Bible Commentary

Ecclesiastes 11:7-8

The Pulpit Commentary on Ecclesiastes 11:7-8

The Pulpit Commentary · Joseph S. Exell and contributors · Public domain

The shadow of the tomb.

Let a man rejoice, says the Preacher, in his long bright days of prosperity; but let him remember that the time is drawing on when he will sleep his long sleep beneath the ground; and many as his days have been when the light of the sun was sweet to his eyes, very many more will be the days of darkness which will follow. It is open to us all to indulge in some—

I. SENTIMENTAL SADNESS, IN VIEW OF THIS LONG FUTURE. We may stroll in the churchyard, and as we read the names and ages of men who lived for thirty or forty years, but who have been in their graves for, it may be, two hundred years, we may think how small was the measure of the light on which they looked compared with that of the darkness in which they have been sleeping.
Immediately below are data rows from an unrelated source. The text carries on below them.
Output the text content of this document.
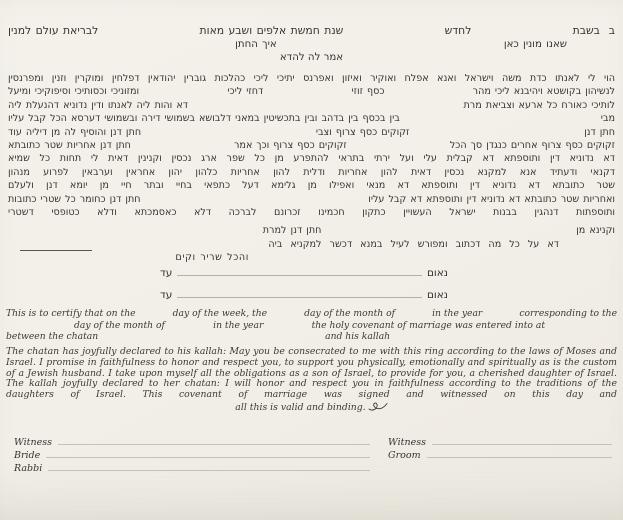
ב  בשבת
לחדש
שנת חמשת אלפים ושבע מאות
לבריאת עולם למנין
שאנו מונין כאן
איך החתן
אמר לה להדא
הוי לי לאנתו כדת משה וישראל ואנא אפלח ואוקיר ואיזון ואפרנס יתיכי ליכי כהלכות גוברין יהודאין דפלחין ומוקרין וזנין ומפרנסין
לנשיהון בקושטא ויהיבנא ליכי מהר
כסף זוזי
דחזי ליכי
ומזוניכי וכסותיכי וסיפוקיכי ומיעל
לותיכי כאורח כל ארעא וצביאת מרת
דא והות ליה לאנתו ודין נדוניא דהנעלת ליה
מבי
בין בכסף בין בדהב ובין בתכשיטין במאני דלבושא בשמושי דירה ובשמושי דערסא הכל קבל עליו
חתן דנן
זקוקים כסף צרוף וצבי
חתן דנן והוסיף לה מן דיליה עוד
זקוקים כסף צרוף אחרים כנגדן סך הכל
זקוקים כסף צרוף וכך אמר
חתן דנן אחריות שטר כתובתא
דא נדוניא דין ותוספתא דא קבלית עלי ועל ירתי בתראי להתפרע מן כל שפר ארג נכסין וקנינין דאית לי תחות כל שמיא
דקנאי ודעתיד אנא למקנא נכסין דאית להון אחריות ודלית להון אחריות כלהון יהון אחראין וערבאין לפרוע מנהון
שטר כתובתא דא נדוניא דין ותוספתא דא מנאי ואפילו מן גלימא דעל כתפאי בחיי ובתר חיי מן יומא דנן ולעלם
ואחריות שטר כתובתא דא נדוניא דין ותוספתא דא קבל עליו
חתן דנן כחומר כל שטרי כתובות
ותוספתות דנהגין בבנות ישראל העשויין כתקון חכמינו זכרונם לברכה דלא כאסמכתא ודלא כטופסי דשטרי
וקנינא מן
חתן דנן למרת
דא על כל מה דכתוב ומפורש לעיל במנא דכשר למקניא ביה
והכל שריר וקים
נאום
עד
נאום
עד
This is to certify that on the	day of the week, the	day of the month of	in the year	corresponding to the
day of the month of	in the year	the holy covenant of marriage was entered into at
between the chatan	and his kallah

The chatan has joyfully declared to his kallah: May you be consecrated to me with this ring according to the laws of Moses and Israel. I promise in faithfulness to honor and respect you, to support you physically, emotionally and spiritually as is the custom of a Jewish husband. I take upon myself all the obligations as a son of Israel, to provide for you, a cherished daughter of Israel. The kallah joyfully declared to her chatan: I will honor and respect you in faithfulness according to the traditions of the daughters of Israel. This covenant of marriage was signed and witnessed on this day and

all this is valid and binding.
Witness
Bride
Rabbi
Witness
Groom
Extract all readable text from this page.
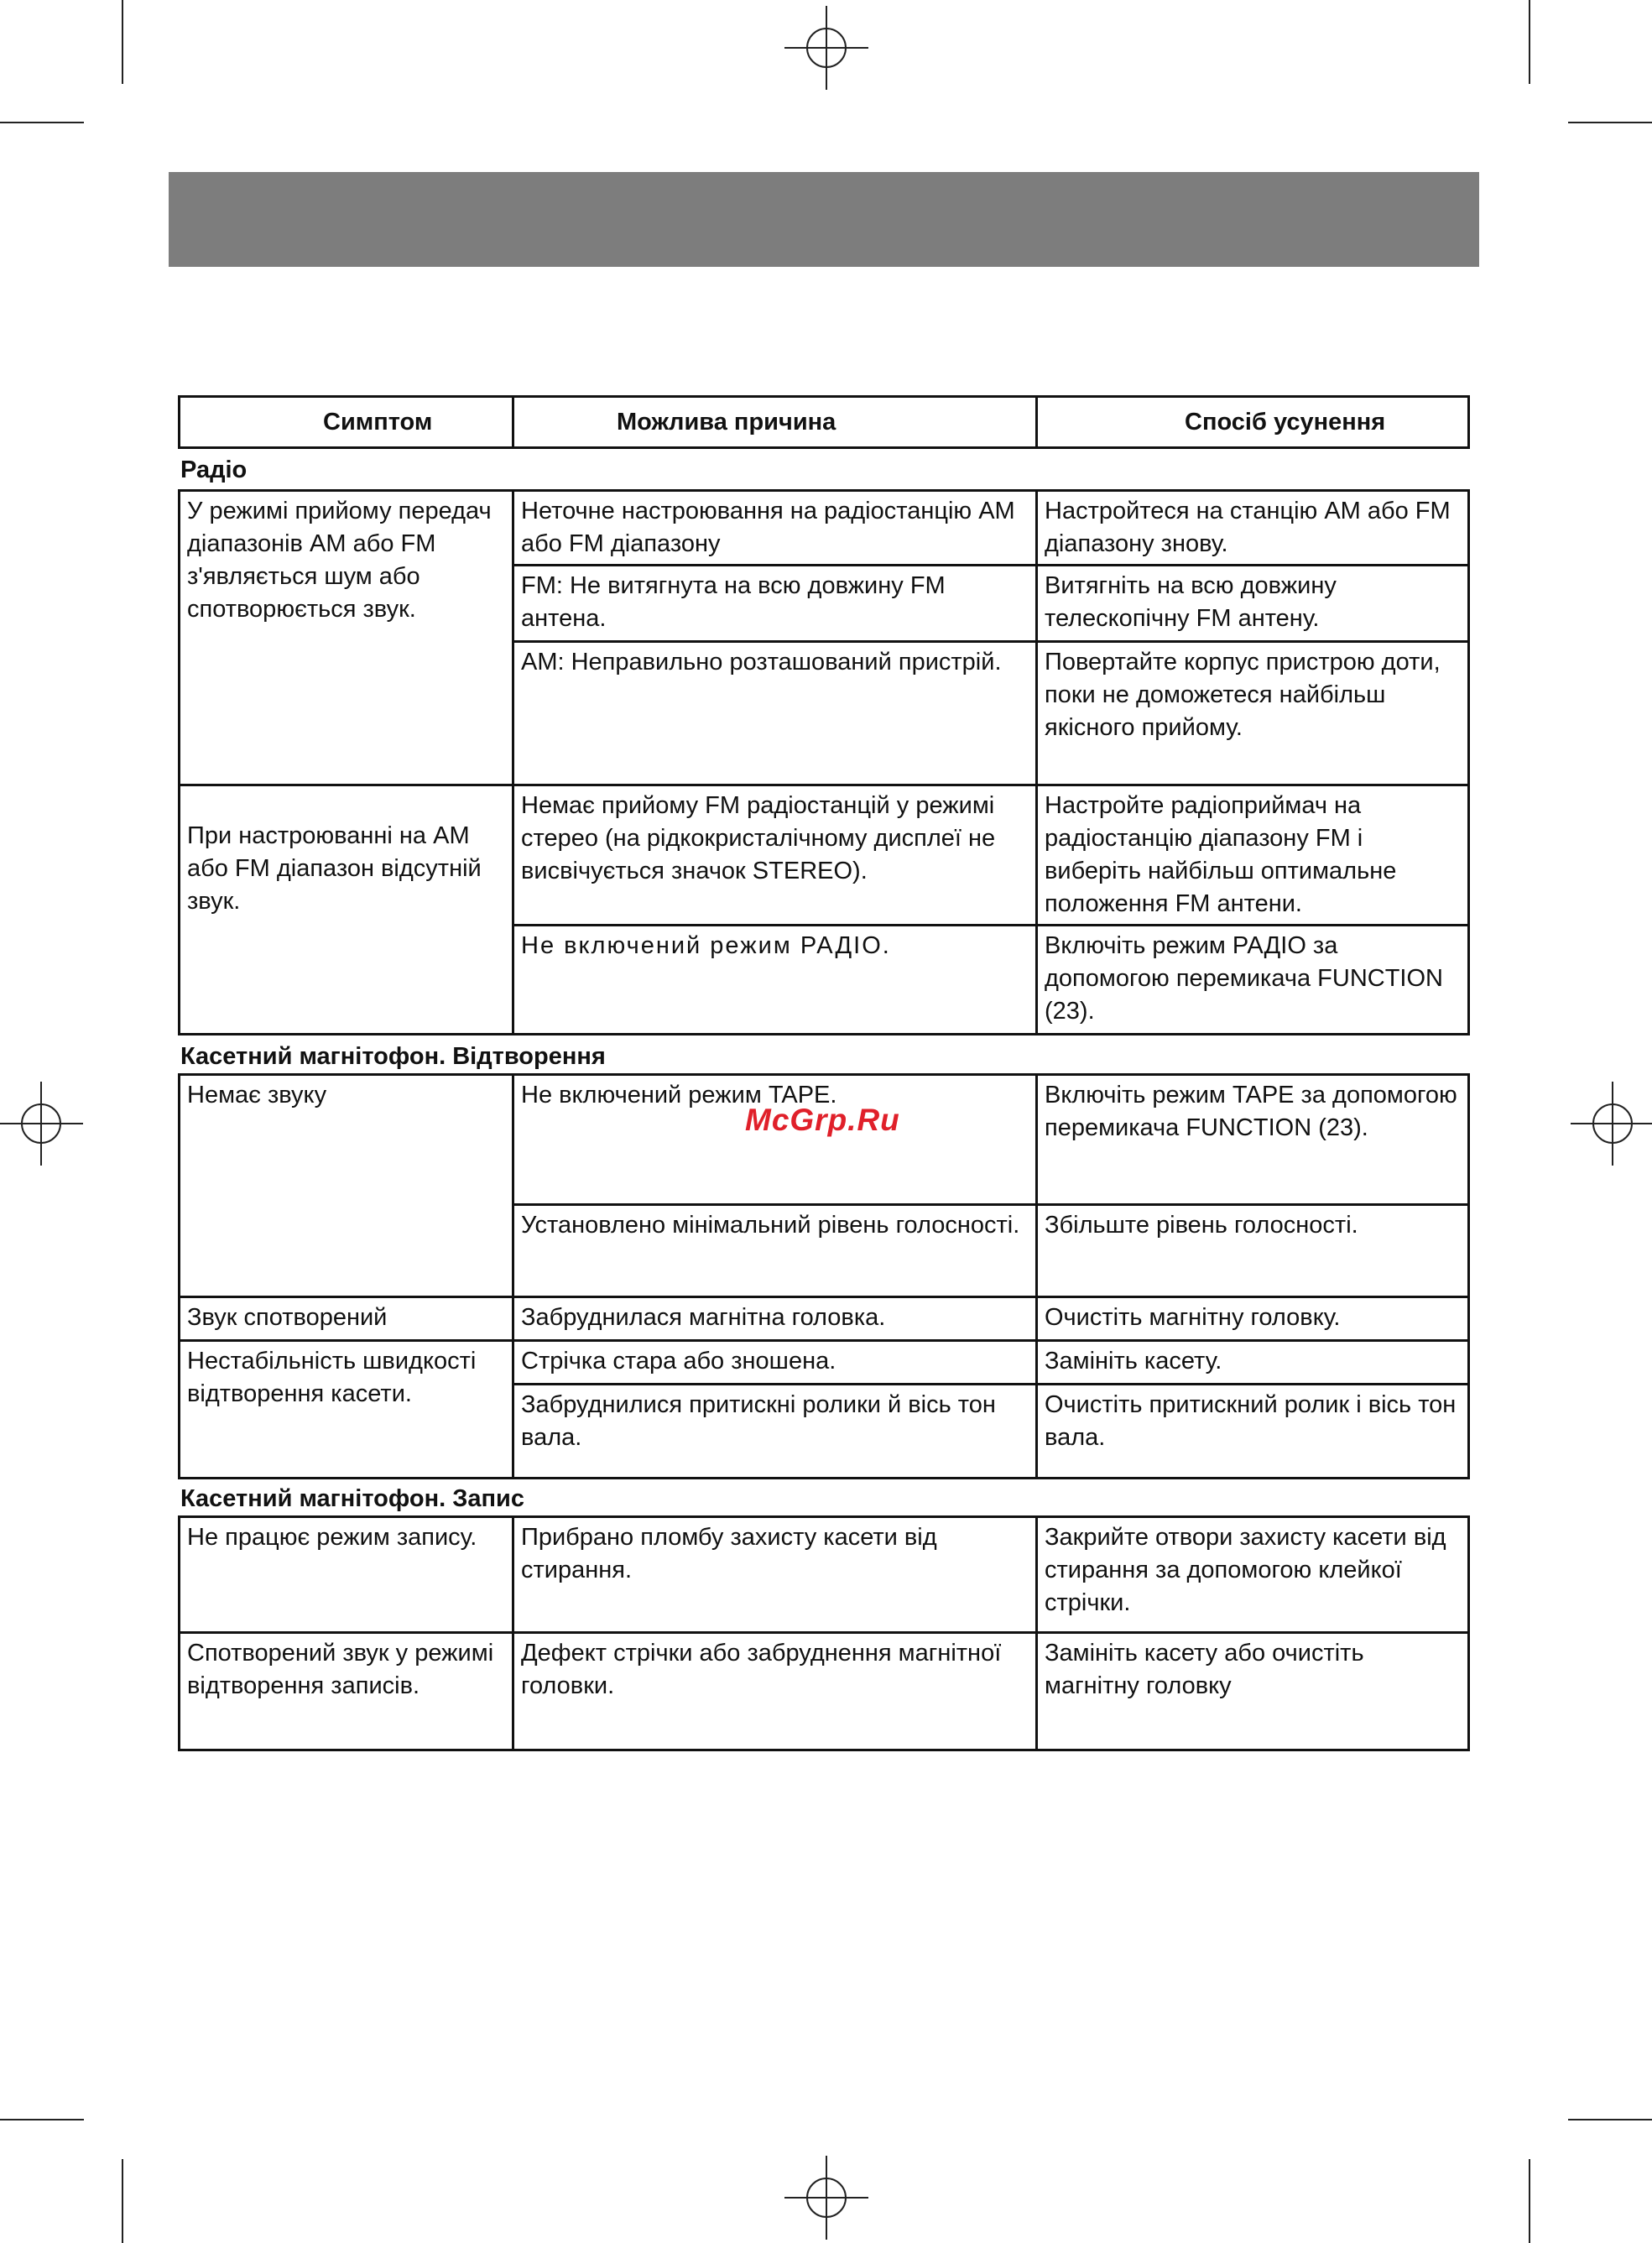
Симптом	Можлива причина	Спосіб усунення
Радіо
У режимі прийому передач діапазонів АМ або FM з'являється шум або спотворюється звук.	Неточне настроювання на радіостанцію АМ або FM діапазону	Настройтеся на станцію АМ або FM діапазону знову.
	FM: Не витягнута на всю довжину FM антена.	Витягніть на всю довжину телескопічну FM антену.
	АМ: Неправильно розташований пристрій.	Повертайте корпус пристрою доти, поки не доможетеся найбільш якісного прийому.
При настроюванні на АМ або FM діапазон відсутній звук.	Немає прийому FM радіостанцій у режимі стерео (на рідкокристалічному дисплеї не висвічується значок STEREO).	Настройте радіоприймач на радіостанцію діапазону FM і виберіть найбільш оптимальне положення FM антени.
	Не включений режим РАДІО.	Включіть режим РАДІО за допомогою перемикача FUNCTION (23).
Касетний магнітофон. Відтворення
Немає звуку	Не включений режим TAPE.	Включіть режим TAPE за допомогою перемикача FUNCTION (23).
	Установлено мінімальний рівень голосності.	Збільште рівень голосності.
Звук спотворений	Забруднилася магнітна головка.	Очистіть магнітну головку.
Нестабільність швидкості відтворення касети.	Стрічка стара або зношена.	Замініть касету.
	Забруднилися притискні ролики й вісь тон вала.	Очистіть притискний ролик і вісь тон вала.
Касетний магнітофон. Запис
Не працює режим запису.	Прибрано пломбу захисту касети від стирання.	Закрийте отвори захисту касети від стирання за допомогою клейкої стрічки.
Спотворений звук у режимі відтворення записів.	Дефект стрічки або забруднення магнітної головки.	Замініть касету або очистіть магнітну головку
McGrp.Ru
And as we yield to these thoughts we feel the vanity of human affairs. Thus the shadow of the tomb falls upon and darkens the brightness of our life. It seems to us a poor thing for a man to come out of the infinite darkness behind; to walk in the sunshine for a few swiftly passing, soon-departed decades, and then go out into the immeasurable darkness on the other side. There is, however—

II. A CORRECTING THOUGHT. Why should the excellency of human life be spoiled to us by the reflection that it is limited, bound by a line which is not far off us? If it be so that there is nothing but darkness beyond, if it be true that what we see comprises all that is to be seen, then let us, for that very reason, make the most of all that we hold. If the worth of our existence is confined to the present, let us compress into the present time all the action and all the enjoyment which it will hold shall we not say—

"I will drink

Life to the lees …. Life piled on life

Were all too little, and of one to me

Little remains: but every hour is saved

From that eternal silence"?

III. THE CHRISTIAN ASPECT OF THE SUBJECT. We know that this life will soon be over, may reach its terminus any day, and must come to its conclusion before many years have gone. What shall we be concerned about in this?

1. Not the hour or act of dying. Common human fortitude will carry us through that experience, as it has done in countless millions of cases already; much more will Christian faith and hope.

2. Not the silence and darkness of the grave. What does it signify to us that our mortal body will lie long in the grave, when we are hoping to be "clothed upon with our house which is from heaven?"

3. The long future of heavenly life. Not the many days of darkness, but the long, the everlasting day of glory is before us who believe in Christ, and who hope to dwell with him forever. For that endless day of blessedness the life we are now living is not only the preliminary but the preparation. Therefore let every day, every hour, be sacred; be so spent in faith, in love, in holy labor, in ennobling joy, that the future will be but the continuance of the present—the continuance, but also the enlargement, the glorification. Thus shall there not fall upon the life that now is the shadow of the tomb; there shall shine upon it some beams from the glory that is beyond.—C.